De acuerdo con un estudio de la Universidad Northwestern del Reino Unido, la Generación Z es la primera desde que se hacen análisis de inteligencia cuyas puntuaciones son menores a las de la generación anterior, los millennials.
El análisis retoma los resultados obtenidos en pruebas de inteligencia realizados por miles de personas en Estados Unidos, Noruega y otros países de Europa, donde se nota un severo declive entre los más jóvenes.
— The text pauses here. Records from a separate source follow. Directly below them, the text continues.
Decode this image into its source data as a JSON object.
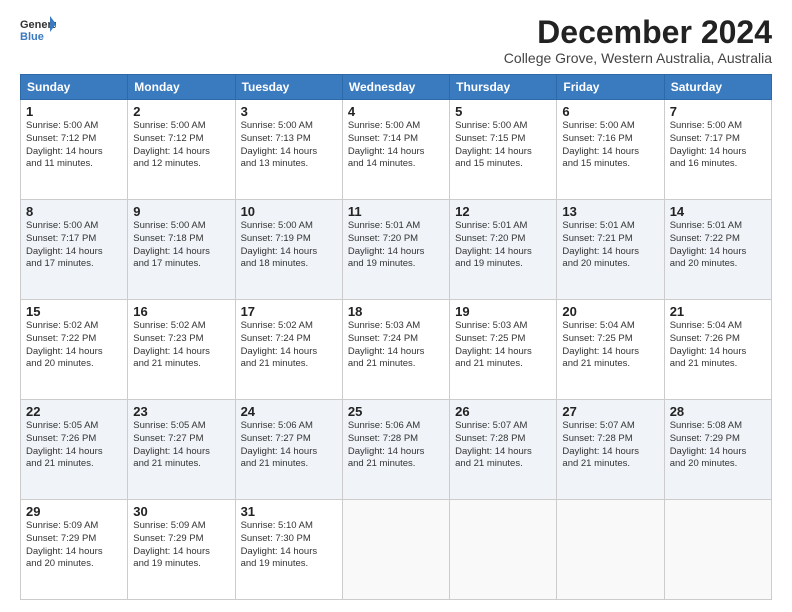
{
  "header": {
    "logo_line1": "General",
    "logo_line2": "Blue",
    "month_title": "December 2024",
    "location": "College Grove, Western Australia, Australia"
  },
  "days_of_week": [
    "Sunday",
    "Monday",
    "Tuesday",
    "Wednesday",
    "Thursday",
    "Friday",
    "Saturday"
  ],
  "weeks": [
    [
      {
        "day": "1",
        "info": "Sunrise: 5:00 AM\nSunset: 7:12 PM\nDaylight: 14 hours\nand 11 minutes."
      },
      {
        "day": "2",
        "info": "Sunrise: 5:00 AM\nSunset: 7:12 PM\nDaylight: 14 hours\nand 12 minutes."
      },
      {
        "day": "3",
        "info": "Sunrise: 5:00 AM\nSunset: 7:13 PM\nDaylight: 14 hours\nand 13 minutes."
      },
      {
        "day": "4",
        "info": "Sunrise: 5:00 AM\nSunset: 7:14 PM\nDaylight: 14 hours\nand 14 minutes."
      },
      {
        "day": "5",
        "info": "Sunrise: 5:00 AM\nSunset: 7:15 PM\nDaylight: 14 hours\nand 15 minutes."
      },
      {
        "day": "6",
        "info": "Sunrise: 5:00 AM\nSunset: 7:16 PM\nDaylight: 14 hours\nand 15 minutes."
      },
      {
        "day": "7",
        "info": "Sunrise: 5:00 AM\nSunset: 7:17 PM\nDaylight: 14 hours\nand 16 minutes."
      }
    ],
    [
      {
        "day": "8",
        "info": "Sunrise: 5:00 AM\nSunset: 7:17 PM\nDaylight: 14 hours\nand 17 minutes."
      },
      {
        "day": "9",
        "info": "Sunrise: 5:00 AM\nSunset: 7:18 PM\nDaylight: 14 hours\nand 17 minutes."
      },
      {
        "day": "10",
        "info": "Sunrise: 5:00 AM\nSunset: 7:19 PM\nDaylight: 14 hours\nand 18 minutes."
      },
      {
        "day": "11",
        "info": "Sunrise: 5:01 AM\nSunset: 7:20 PM\nDaylight: 14 hours\nand 19 minutes."
      },
      {
        "day": "12",
        "info": "Sunrise: 5:01 AM\nSunset: 7:20 PM\nDaylight: 14 hours\nand 19 minutes."
      },
      {
        "day": "13",
        "info": "Sunrise: 5:01 AM\nSunset: 7:21 PM\nDaylight: 14 hours\nand 20 minutes."
      },
      {
        "day": "14",
        "info": "Sunrise: 5:01 AM\nSunset: 7:22 PM\nDaylight: 14 hours\nand 20 minutes."
      }
    ],
    [
      {
        "day": "15",
        "info": "Sunrise: 5:02 AM\nSunset: 7:22 PM\nDaylight: 14 hours\nand 20 minutes."
      },
      {
        "day": "16",
        "info": "Sunrise: 5:02 AM\nSunset: 7:23 PM\nDaylight: 14 hours\nand 21 minutes."
      },
      {
        "day": "17",
        "info": "Sunrise: 5:02 AM\nSunset: 7:24 PM\nDaylight: 14 hours\nand 21 minutes."
      },
      {
        "day": "18",
        "info": "Sunrise: 5:03 AM\nSunset: 7:24 PM\nDaylight: 14 hours\nand 21 minutes."
      },
      {
        "day": "19",
        "info": "Sunrise: 5:03 AM\nSunset: 7:25 PM\nDaylight: 14 hours\nand 21 minutes."
      },
      {
        "day": "20",
        "info": "Sunrise: 5:04 AM\nSunset: 7:25 PM\nDaylight: 14 hours\nand 21 minutes."
      },
      {
        "day": "21",
        "info": "Sunrise: 5:04 AM\nSunset: 7:26 PM\nDaylight: 14 hours\nand 21 minutes."
      }
    ],
    [
      {
        "day": "22",
        "info": "Sunrise: 5:05 AM\nSunset: 7:26 PM\nDaylight: 14 hours\nand 21 minutes."
      },
      {
        "day": "23",
        "info": "Sunrise: 5:05 AM\nSunset: 7:27 PM\nDaylight: 14 hours\nand 21 minutes."
      },
      {
        "day": "24",
        "info": "Sunrise: 5:06 AM\nSunset: 7:27 PM\nDaylight: 14 hours\nand 21 minutes."
      },
      {
        "day": "25",
        "info": "Sunrise: 5:06 AM\nSunset: 7:28 PM\nDaylight: 14 hours\nand 21 minutes."
      },
      {
        "day": "26",
        "info": "Sunrise: 5:07 AM\nSunset: 7:28 PM\nDaylight: 14 hours\nand 21 minutes."
      },
      {
        "day": "27",
        "info": "Sunrise: 5:07 AM\nSunset: 7:28 PM\nDaylight: 14 hours\nand 21 minutes."
      },
      {
        "day": "28",
        "info": "Sunrise: 5:08 AM\nSunset: 7:29 PM\nDaylight: 14 hours\nand 20 minutes."
      }
    ],
    [
      {
        "day": "29",
        "info": "Sunrise: 5:09 AM\nSunset: 7:29 PM\nDaylight: 14 hours\nand 20 minutes."
      },
      {
        "day": "30",
        "info": "Sunrise: 5:09 AM\nSunset: 7:29 PM\nDaylight: 14 hours\nand 19 minutes."
      },
      {
        "day": "31",
        "info": "Sunrise: 5:10 AM\nSunset: 7:30 PM\nDaylight: 14 hours\nand 19 minutes."
      },
      null,
      null,
      null,
      null
    ]
  ]
}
Esto contradice al llamado Efecto Flynn, según el cual cada nueva generación tiene mejores resultados en las pruebas de inteligencia, debido a una mejor alimentación, tecnología y, en general, mejores condiciones de vida.
¿La culpa es de los teléfonos?
Los resultados de la investigación son similares a los obtenidos por investigadores de la Universidad de Oslo, Noruega, quienes encontraron un año particular en el que estos resultados se disparan de forma negativa: 2015.
Este año coincide con un mayor acceso a las redes sociales mediante teléfonos inteligentes, los cuales son más baratos y accesibles a jóvenes y niños de cada vez menor edad, lo que es apuntado como una de las posibles causas de esta disminución de la inteligencia medida.
“La genética tiene un profundo impacto en nuestras capacidades cognitivas, pero también en el medio ambiente, el cual ha empeorado desde 1975. La comida chatarra y el aumento en el uso de químicos en fertilizantes también pueden estar relacionados.
“Luego están todos los problemas posmodernos causados por las pantallas y los celulares, los que han hecho decrecer la atención, el multitasking y aumentar las fake news”, detalla Alanna Hendren, directora del Departamento del Desarrollo de la Discapacidad de Columbia Británica, Canadá.